There comes the whiplike crack of a rifle almost at the General's elbow. Far up the narrow street, full four hundred yards and more, a flying Spanish soldier throws up his hands with a death yell, and pitches forward on his face. At this, the hunting-shirt man who fired tosses his coonskin cap in the air and shouts:
“Thar, Bill Potter, the jug of whisky's mine! Thar's your Spaniard too dead to skin! If the distance ain't four hundred yard, you kin have the gun!”
“What's this?” cries the General fiercely. “Nothin', Gin'ral!” replies the hunting-shirt man, abashed at the forbidding manner of the General, “nothin', only Bill Potter, from the 'Possum Trot, bets me a jug of whisky that old Soapstick here”—holding up his rifle as identifying “old Soapstick”—“won't kill at four hundred yard.”
“Betting, eh!” retorts the General, assuming the coldly implacable. “Now it's in my mind, Mr. Soapstick, that unless you mend your morals, some one about your size will pass an hour strung up by the thumbs so high his moccasins won't touch the grass! How often must I tell you that I'm bound to break up gambling among my troops?”

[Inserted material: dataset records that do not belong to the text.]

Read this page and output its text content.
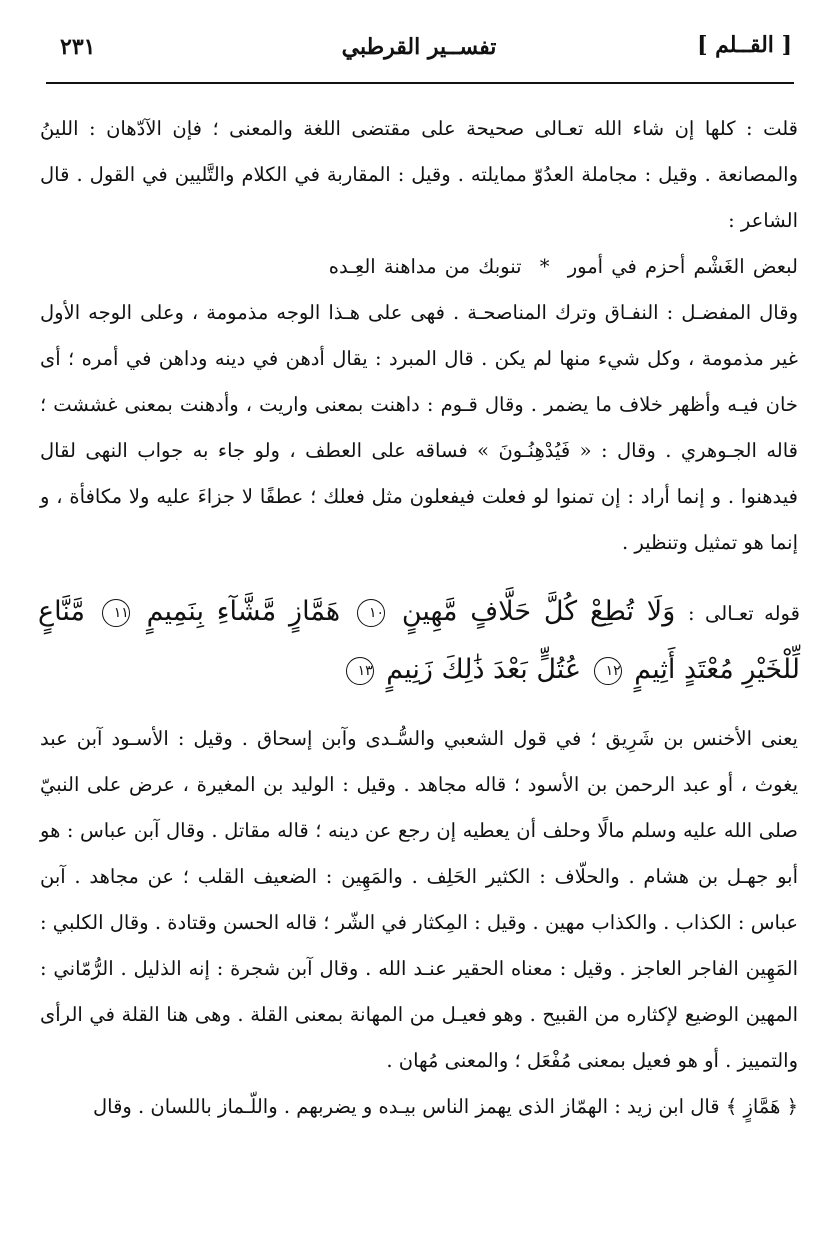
[ القــلم ]
تفســير القرطبي
٢٣١

قلت : كلها إن شاء الله تعـالى صحيحة على مقتضى اللغة والمعنى ؛ فإن الآدّهان : اللينُ والمصانعة . وقيل : مجاملة العدُوّ ممايلته . وقيل : المقاربة في الكلام والتَّليين في القول . قال الشاعر :

لبعض الغَشْم أحزم في أمور * تنوبك من مداهنة العِـده

وقال المفضـل : النفـاق وترك المناصحـة . فهى على هـذا الوجه مذمومة ، وعلى الوجه الأول غير مذمومة ، وكل شيء منها لم يكن . قال المبرد : يقال أدهن في دينه وداهن في أمره ؛ أى خان فيـه وأظهر خلاف ما يضمر . وقال قـوم : داهنت بمعنى واريت ، وأدهنت بمعنى غششت ؛ قاله الجـوهري . وقال : « فَيُدْهِنُـونَ » فساقه على العطف ، ولو جاء به جواب النهى لقال فيدهنوا . و إنما أراد : إن تمنوا لو فعلت فيفعلون مثل فعلك ؛ عطفًا لا جزاءَ عليه ولا مكافأة ، و إنما هو تمثيل وتنظير .

قوله تعـالى : وَلَا تُطِعْ كُلَّ حَلَّافٍ مَّهِينٍ ١٠ هَمَّازٍ مَّشَّآءِ بِنَمِيمٍ ١١ مَّنَّاعٍ لِّلْخَيْرِ مُعْتَدٍ أَثِيمٍ ١٢ عُتُلٍّ بَعْدَ ذَٰلِكَ زَنِيمٍ ١٣

يعنى الأخنس بن شَرِيق ؛ في قول الشعبي والسُّـدى وآبن إسحاق . وقيل : الأسـود آبن عبد يغوث ، أو عبد الرحمن بن الأسود ؛ قاله مجاهد . وقيل : الوليد بن المغيرة ، عرض على النبيّ صلى الله عليه وسلم مالًا وحلف أن يعطيه إن رجع عن دينه ؛ قاله مقاتل . وقال آبن عباس : هو أبو جهـل بن هشام . والحلّاف : الكثير الحَلِف . والمَهِين : الضعيف القلب ؛ عن مجاهد . آبن عباس : الكذاب . والكذاب مهين . وقيل : المِكثار في الشّر ؛ قاله الحسن وقتادة . وقال الكلبي : المَهِين الفاجر العاجز . وقيل : معناه الحقير عنـد الله . وقال آبن شجرة : إنه الذليل . الرُّمّاني : المهين الوضيع لإكثاره من القبيح . وهو فعيـل من المهانة بمعنى القلة . وهى هنا القلة في الرأى والتمييز . أو هو فعيل بمعنى مُفْعَل ؛ والمعنى مُهان .

﴿ هَمَّازٍ ﴾ قال ابن زيد : الهمّاز الذى يهمز الناس بيـده و يضربهم . واللّـماز باللسان . وقال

The rebuked soapstick one slinks away, and the General turns to Colonel Coffee.
“Give the word, Coffee, to cease firing.”
The General's glance comes around to Governor Maurequez, still bowing and presenting his white flag.

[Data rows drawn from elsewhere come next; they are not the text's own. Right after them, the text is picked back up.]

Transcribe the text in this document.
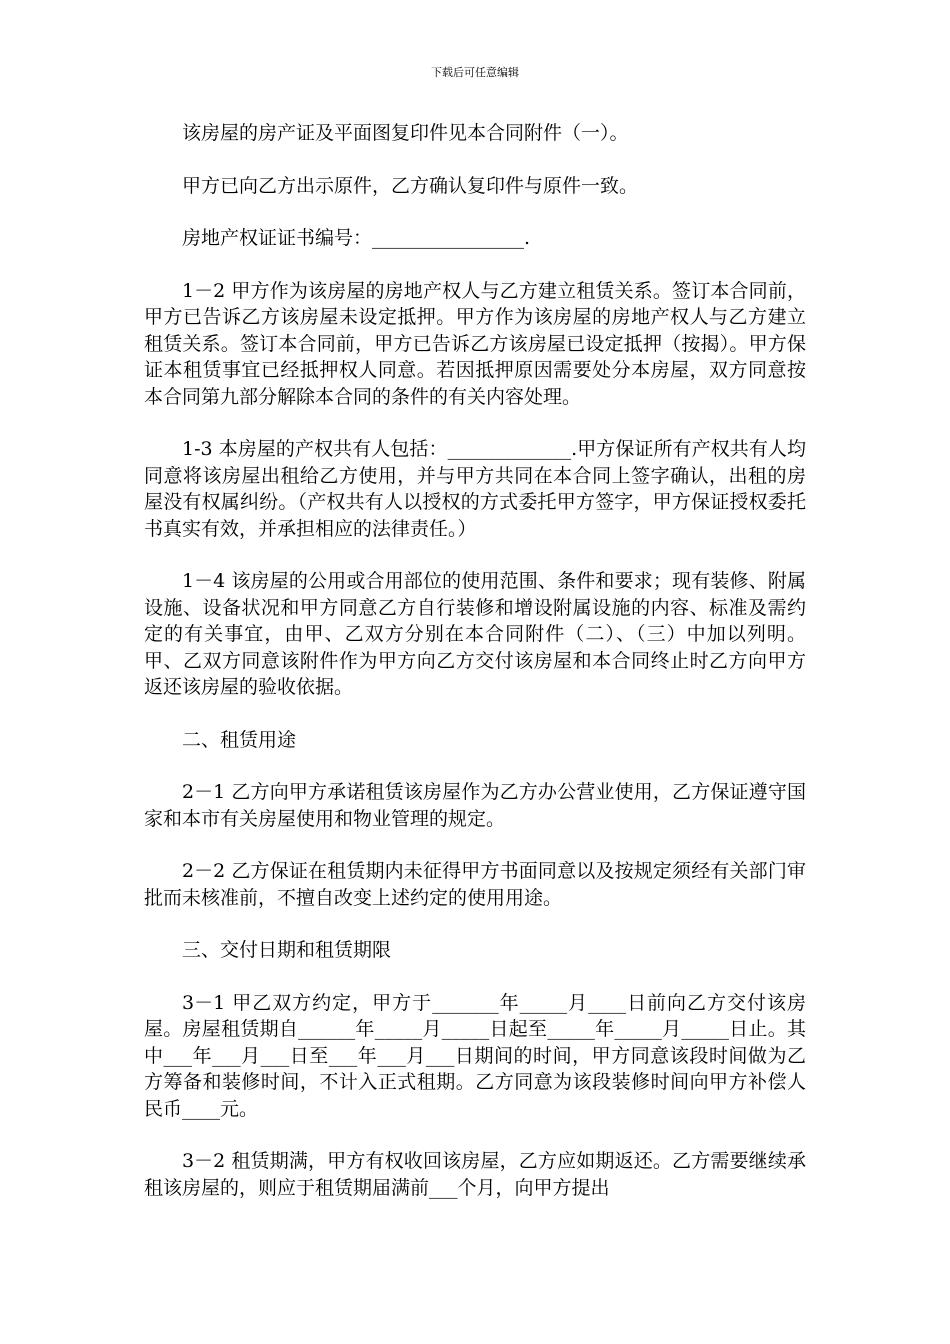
下载后可任意编辑

该房屋的房产证及平面图复印件见本合同附件（一）。

甲方已向乙方出示原件，乙方确认复印件与原件一致。

房地产权证证书编号：________________.

1－2 甲方作为该房屋的房地产权人与乙方建立租赁关系。签订本合同前，甲方已告诉乙方该房屋未设定抵押。甲方作为该房屋的房地产权人与乙方建立租赁关系。签订本合同前，甲方已告诉乙方该房屋已设定抵押（按揭）。甲方保证本租赁事宜已经抵押权人同意。若因抵押原因需要处分本房屋，双方同意按本合同第九部分解除本合同的条件的有关内容处理。

1-3 本房屋的产权共有人包括：_____________.甲方保证所有产权共有人均同意将该房屋出租给乙方使用，并与甲方共同在本合同上签字确认，出租的房屋没有权属纠纷。（产权共有人以授权的方式委托甲方签字，甲方保证授权委托书真实有效，并承担相应的法律责任。）

1－4 该房屋的公用或合用部位的使用范围、条件和要求；现有装修、附属设施、设备状况和甲方同意乙方自行装修和增设附属设施的内容、标准及需约定的有关事宜，由甲、乙双方分别在本合同附件（二）、（三）中加以列明。甲、乙双方同意该附件作为甲方向乙方交付该房屋和本合同终止时乙方向甲方返还该房屋的验收依据。

二、租赁用途

2－1 乙方向甲方承诺租赁该房屋作为乙方办公营业使用，乙方保证遵守国家和本市有关房屋使用和物业管理的规定。

2－2 乙方保证在租赁期内未征得甲方书面同意以及按规定须经有关部门审批而未核准前，不擅自改变上述约定的使用用途。

三、交付日期和租赁期限

3－1 甲乙双方约定，甲方于_______年_____月____日前向乙方交付该房屋。房屋租赁期自______年_____月_____日起至_____年_____月_____日止。其中___年___月___日至___年___月___日期间的时间，甲方同意该段时间做为乙方筹备和装修时间，不计入正式租期。乙方同意为该段装修时间向甲方补偿人民币____元。

3－2 租赁期满，甲方有权收回该房屋，乙方应如期返还。乙方需要继续承租该房屋的，则应于租赁期届满前___个月，向甲方提出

“Where are those English?” he demands.
The frightened Governor Maurequez makes the sign of the cross. He is sorry, but the pig English withdrew to Fort Barrancas at the first signs of the coming of the victorious Senor General, taking with them their hateful red flag. Also, it was they who fired on the messenger. If the victorious Senor General will but move quickly, he may catch the pig English before they escape.
The General, half his hunting-shirt men at his back, starts for Fort Barrancas. They are two miles on their way when the earth is shaken by a thunderous explosion. Over the tops of the forest pines a gush of black smoke shoots upward toward the sky.